Unlocking the Secrets of Regulation and Splicing
One of the key capabilities of Evo 2 is its ability to identify regulatory DNA sequences and splice sites - regions of the genome that play a critical role in gene expression and protein production.
Regulatory DNA, for example, contains the instructions that dictate when and where a gene should be turned on or off, allowing cells to fine-tune their genetic activity in response to various stimuli. Similarly, splice sites determine how the raw genetic material is edited and assembled into the final protein products.
These elements are notoriously challenging for human researchers to pinpoint, as they often lack the clear, well-defined structures that characterize protein-coding regions. Evo 2, however, has demonstrated a remarkable aptitude for identifying these subtle features, potentially revolutionizing our understanding of gene regulation and alternative splicing.
"By giving us a more comprehensive view of the genome's regulatory architecture, Evo 2 opens the door to a deeper understanding of cellular function and dysfunction," says Dr. Blackwood. "This could have profound implications for fields like medicine, where unraveling the genetic basis of disease is a critical priority."
Accelerating Discovery in Drug Development and Beyond
Beyond its applications in basic research, Evo 2 also holds immense promise for more applied fields, such as drug discovery and development.
One of the key bottlenecks in the pharmaceutical pipeline is the identification of viable drug targets - molecules or pathways that, when modulated, can effectively treat a particular disease. Traditionally, this process has relied heavily on manual curation and hypothesis-driven experimentation, which can be time-consuming and resource-intensive.
Evo 2, however, could help to dramatically streamline this process by rapidly scanning genomes for promising drug targets, based on its deep understanding of the underlying biology. By identifying novel genes or regulatory elements that may be implicated in disease, the model could point researchers towards new avenues for therapeutic intervention.

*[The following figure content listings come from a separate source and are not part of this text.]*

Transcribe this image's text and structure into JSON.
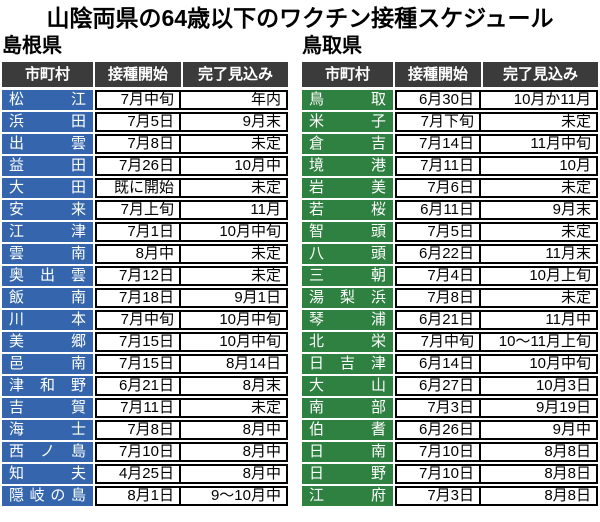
{
  "title": "山陰両県の64歳以下のワクチン接種スケジュール",
  "colors": {
    "header_bg": "#3b3b3b",
    "header_text": "#ffffff",
    "cell_border": "#000000",
    "background": "#ffffff",
    "shimane_accent": "#3566ad",
    "tottori_accent": "#2e8140"
  },
  "chart_data": [
    {
      "type": "table",
      "prefecture": "島根県",
      "accent_color": "#3566ad",
      "columns": [
        "市町村",
        "接種開始",
        "完了見込み"
      ],
      "rows": [
        [
          "松江",
          "7月中旬",
          "年内"
        ],
        [
          "浜田",
          "7月5日",
          "9月末"
        ],
        [
          "出雲",
          "7月8日",
          "未定"
        ],
        [
          "益田",
          "7月26日",
          "10月中"
        ],
        [
          "大田",
          "既に開始",
          "未定"
        ],
        [
          "安来",
          "7月上旬",
          "11月"
        ],
        [
          "江津",
          "7月1日",
          "10月中旬"
        ],
        [
          "雲南",
          "8月中",
          "未定"
        ],
        [
          "奥出雲",
          "7月12日",
          "未定"
        ],
        [
          "飯南",
          "7月18日",
          "9月1日"
        ],
        [
          "川本",
          "7月中旬",
          "10月中旬"
        ],
        [
          "美郷",
          "7月15日",
          "10月中旬"
        ],
        [
          "邑南",
          "7月15日",
          "8月14日"
        ],
        [
          "津和野",
          "6月21日",
          "8月末"
        ],
        [
          "吉賀",
          "7月11日",
          "未定"
        ],
        [
          "海士",
          "7月8日",
          "8月中"
        ],
        [
          "西ノ島",
          "7月10日",
          "8月中"
        ],
        [
          "知夫",
          "4月25日",
          "8月中"
        ],
        [
          "隠岐の島",
          "8月1日",
          "9〜10月中"
        ]
      ]
    },
    {
      "type": "table",
      "prefecture": "鳥取県",
      "accent_color": "#2e8140",
      "columns": [
        "市町村",
        "接種開始",
        "完了見込み"
      ],
      "rows": [
        [
          "鳥取",
          "6月30日",
          "10月か11月"
        ],
        [
          "米子",
          "7月下旬",
          "未定"
        ],
        [
          "倉吉",
          "7月14日",
          "11月中旬"
        ],
        [
          "境港",
          "7月11日",
          "10月"
        ],
        [
          "岩美",
          "7月6日",
          "未定"
        ],
        [
          "若桜",
          "6月11日",
          "9月末"
        ],
        [
          "智頭",
          "7月5日",
          "未定"
        ],
        [
          "八頭",
          "6月22日",
          "11月末"
        ],
        [
          "三朝",
          "7月4日",
          "10月上旬"
        ],
        [
          "湯梨浜",
          "7月8日",
          "未定"
        ],
        [
          "琴浦",
          "6月21日",
          "11月中"
        ],
        [
          "北栄",
          "7月中旬",
          "10〜11月上旬"
        ],
        [
          "日吉津",
          "6月14日",
          "10月中旬"
        ],
        [
          "大山",
          "6月27日",
          "10月3日"
        ],
        [
          "南部",
          "7月3日",
          "9月19日"
        ],
        [
          "伯耆",
          "6月26日",
          "9月中"
        ],
        [
          "日南",
          "7月10日",
          "8月8日"
        ],
        [
          "日野",
          "7月10日",
          "8月8日"
        ],
        [
          "江府",
          "7月3日",
          "8月8日"
        ]
      ]
    }
  ]
}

"Evo 2 has the potential to be a game-changer in drug discovery," says Dr. Blackwood. "By accelerating the identification of viable targets and guiding the design of more effective drugs, this technology could help to address some of the most pressing medical challenges of our time."
The Promise of Open Science
Perhaps most significantly, Evo 2 has been released as an open-source tool, allowing researchers and developers around the world to access and build upon this groundbreaking technology.

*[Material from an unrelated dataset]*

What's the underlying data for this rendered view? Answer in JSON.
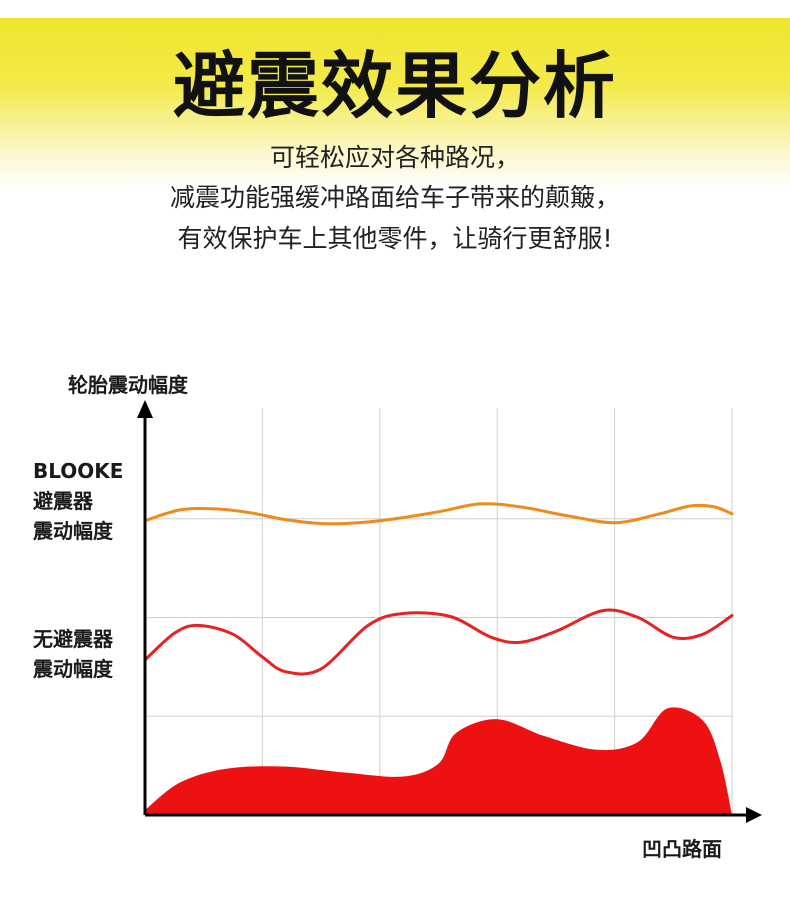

"One of our core values in developing Evo 2 was the belief that the most transformative scientific advancements come when knowledge is freely shared," explains Dr. Blackwood. "By making this model openly available, we hope to catalyze a wave of innovation and discovery that will benefit humanity as a whole."
This commitment to open science is particularly important in the rapidly evolving field of genomics, where the pace of data generation often outpaces the ability of individual research groups to keep up. By providing a powerful, community-driven resource like Evo 2, the team behind the project aims to democratize access to cutting-edge AI tools and accelerate the pace of scientific progress.
As the world grapples with the ever-growing wealth of genomic data, the arrival of Evo 2 marks a significant milestone in our quest to unlock the secrets of life. With its unparalleled ability to parse complex genomes and identify key functional elements, this open-source AI model has the potential to catalyze breakthroughs in fields as diverse as medicine, agriculture, and evolutionary biology. The future of genomic research has never looked brighter.